Can I be happy and keep my edge? Can I keep the adrenaline that stress gives me without succumbing to the panic attacks that crop up every now and then?


  1. What a wonderful psychiatrist. It sounds like you're in really good hands with her. I LOVE how she is working with you to develop a long-term plan and not just make you feel better in the short-term.

    I know it is hard to worry that you'll lose the thing about yourself that you like (the edge), but here's how I think of it: You can increase the zoloft and, if you lose your edge and you don't like it, then you can decrease the dose again. Nothing is permanent. This is how I originally decided to take the zoloft. (And, as you know, I do have a bit of mixed feelings about this...) But I took the zoloft to make my thoughts stop going on repeat. True, when it comes to controlling the ED, having an obsessive, on-repeat, overthinking brain is not helpful. But one of the things I like best about myself is how thoughtful my brain is. My overthinking brain sets me apart from others. IT makes me a good brainstormer. IT helps me in my job and in school. I was afraid I'd lose that. Finally, I realized that I was avoiding the zoloft because of all these "what ifs." i finally realized that I could take it and, if I noticed that I was losing a part of myself that I liked, then I could reduce the dose or go off of it. And, You might not lose as much of your edge as you fear.

    It sounds like this psychiatrist really has your best interest at heart.
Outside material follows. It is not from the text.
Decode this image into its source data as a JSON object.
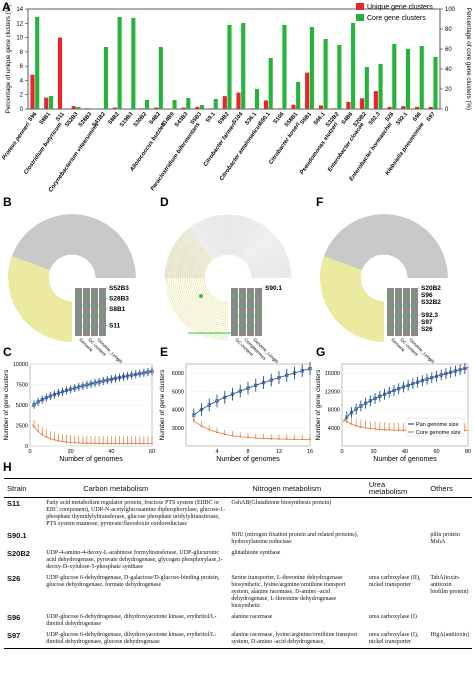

  2. This psychiatrist is absolutely amazing. She practically glows empathy and understanding. And something about her eyes is very comforting, it's almost like the way you can look into the eyes of a pet and know that they will absolutely stick with you no matter what.

    And I am really grateful that she spent so much time working on me as a whole, not just the aspects of me that fit into her specialty. I was actually nervous about seeing her, because my PMDD-related symptoms have basically disappeared since I started taking the zoloft, and I was worried she would realize that and say something like I was wasting her time, I didn't need her, I don't have any symptoms anymore. It was irrational of me to think that, I know, but I was worried nonetheless.

    So I do feel like I'm in good hands. I'm just overwhelmed. I feel like I've opened up Pandora's box, and my first instinct is to just slam it closed again, but I know it will be better for me in the long run if I keep working on those things instead of keeping them buried.